The Name EP is now out. Why is it called The Name?
It’s going to be the first time people hear my name, in a lot of regards. A lot of people are just discovering me right now on tour with Jon Bellion, and I just wanted to make a statement with this album. I wanted people to get a taste of my spectrum as an artist. Every single song is very different on this one, and I wanted to give people a deeper look into me and what my name represents.
Speaking of, where does the name SonReal come from?
Honestly, out of nowhere. I just came up with it one day and it stuck. I made it up, like, it doesn’t have a ton of meaning. But once it was my name, now it has all the meaning in the world, it’s what people call me.
What music did you listen to growing up?
I listened to a lot of Green Day. And Fleetwood Mac. My mom played a lot of Boyz 2 Men. Bryan Adams is a Canadian legend. My dad played Neil Young. And then I got into rap music and I started listening to Nas and I was just infatuated.
What did you love about rap music?
They were just telling these lyrical stories that had nothing to do with my life. That’s why I loved Nas and Mobb Deep so much, because they were telling stories about, like, growing up in Queensbridge, NY. And I was just a kid growing up in a tiny town in Canada. It brought me somewhere else and it gave me a story.

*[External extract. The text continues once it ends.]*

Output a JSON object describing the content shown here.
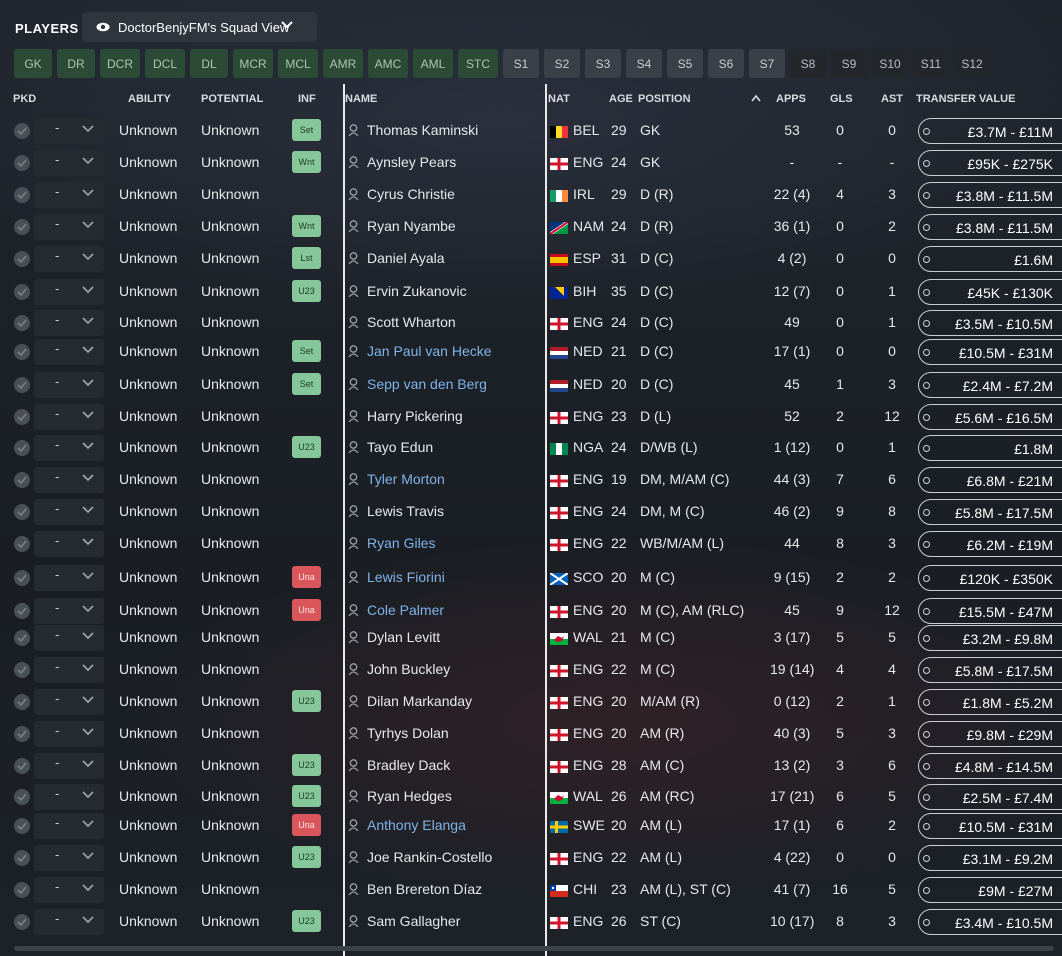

What do you think is missing from the music industry that you want to provide?
Honestly, just originality, and more people being themselves. Everyone tries to do what’s hot at the moment and we just need more people running over the hill first, people not being afraid to try new things or say something or do something that may not be cool. People just need to be themselves in their purest form.
What do you want your fans to know about The Name EP now that it’s out?
I just want them to go listen to it, I want them to enjoy it. I think it’s my best music yet. There’s some rapping, some singing, a little bit of everything. It’s badass, I think they’ll enjoy it.